We were. A shifting, swirling crowd of dust-colored animals boiled out of the ragged forest behind us. They were long-legged and long-necked with big, round faces and a funny way of lifting their heads on their curved necks, like camels, or llamas.

“What are
those?
” I said.

Kevin shouted, “Sanctuary! Sanctuary for Prince Kavian and his lady!”

The stranger didn't say a word, he simply turned and ran. Kevin swore and lunged after him, but the little guy just dropped out of sight.

“Come on, or the Famishers will get you!” Kevin yelled over his shoulder at me. Then he seemed to leap into space and vanish like the coppery man, as if they had both jumped into the Grand Canyon.

All I could see ahead was dry, bare plain. The oncoming monsters made weird squealing noises behind me—were they
laughing?
Then two of them out in front opened their mouths and I saw fangs like boars' tusks.

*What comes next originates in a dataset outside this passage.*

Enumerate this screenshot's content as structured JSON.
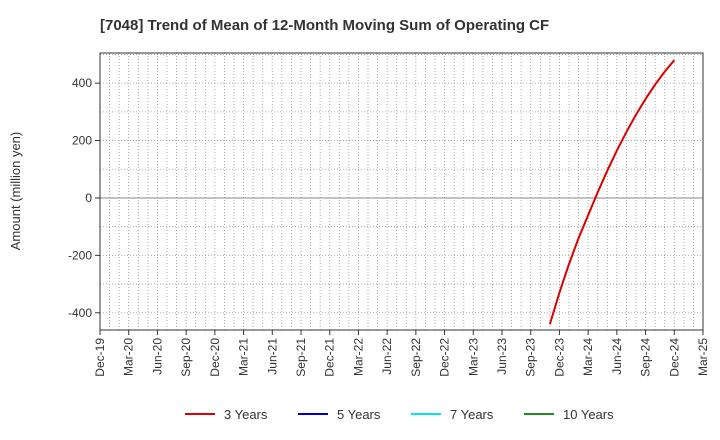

I shut my eyes, took a running leap, and tumbled over the edge of a bluff that was invisible until you were right on top of it. Down I slithered in a cloud of dust, into a vast tangle of thorny brush that seemed to stretch on forever.

 

Six

In the Brangle

 

 

 

T
HE DRY, SPINY VINES STABBED
and tore. I yelled. Kevin dragged me in deeper after him.

“Hurry,” he panted, “they can't follow us in here!”

I lumped along after him as best I could, scared and angry. How typical of him to make our only escape from the baddies (and I didn't have to look again to know that these Famisher-things were not goodies) through a forest of stickers designed to shred you and your best blue jeans.

The little stranger was gone. Behind us, the brush seemed to squirm back into a thick, spiky tangle as soon as we had thrashed our way through it. How would we ever get out of there again, even if we could figure out where out was?

Not that I was in any great hurry to do that just then. I could hear the Famishers padding around and squealing eagerly outside the brush. As Kevin had promised, they weren't getting in—a definite plus. But if one more thorn raked me across the neck I was going to scream. I hoped the seelims had run far, far away by now. By the look of those teeth, Famishers could eat anything.

We scrambled into an open space and both collapsed, spitting out dust and twigs. My skin stung all over. For a second I thought I must have gone blind as well: then I realized that the brush grew so tall here that it closed over our heads, drowning us in brown gloom. We were completely enclosed by interlaced branches.

“I feel like I've been through a Cuisinart,” I said.

“We're okay,” Kevin said. “Famishers can't move around in here.”

“Who can?” I said. “I'm bleeding to death. Where are we, Kevin?”

“In the Brangle,” he said in a tone of satisfaction, slapping dust off his clothes with both hands and coughing. “Anglower's creatures have burned up whole forests all over the Fayre Farre. Brangle is all that grows back. The thorns hate him and keep out him and his.”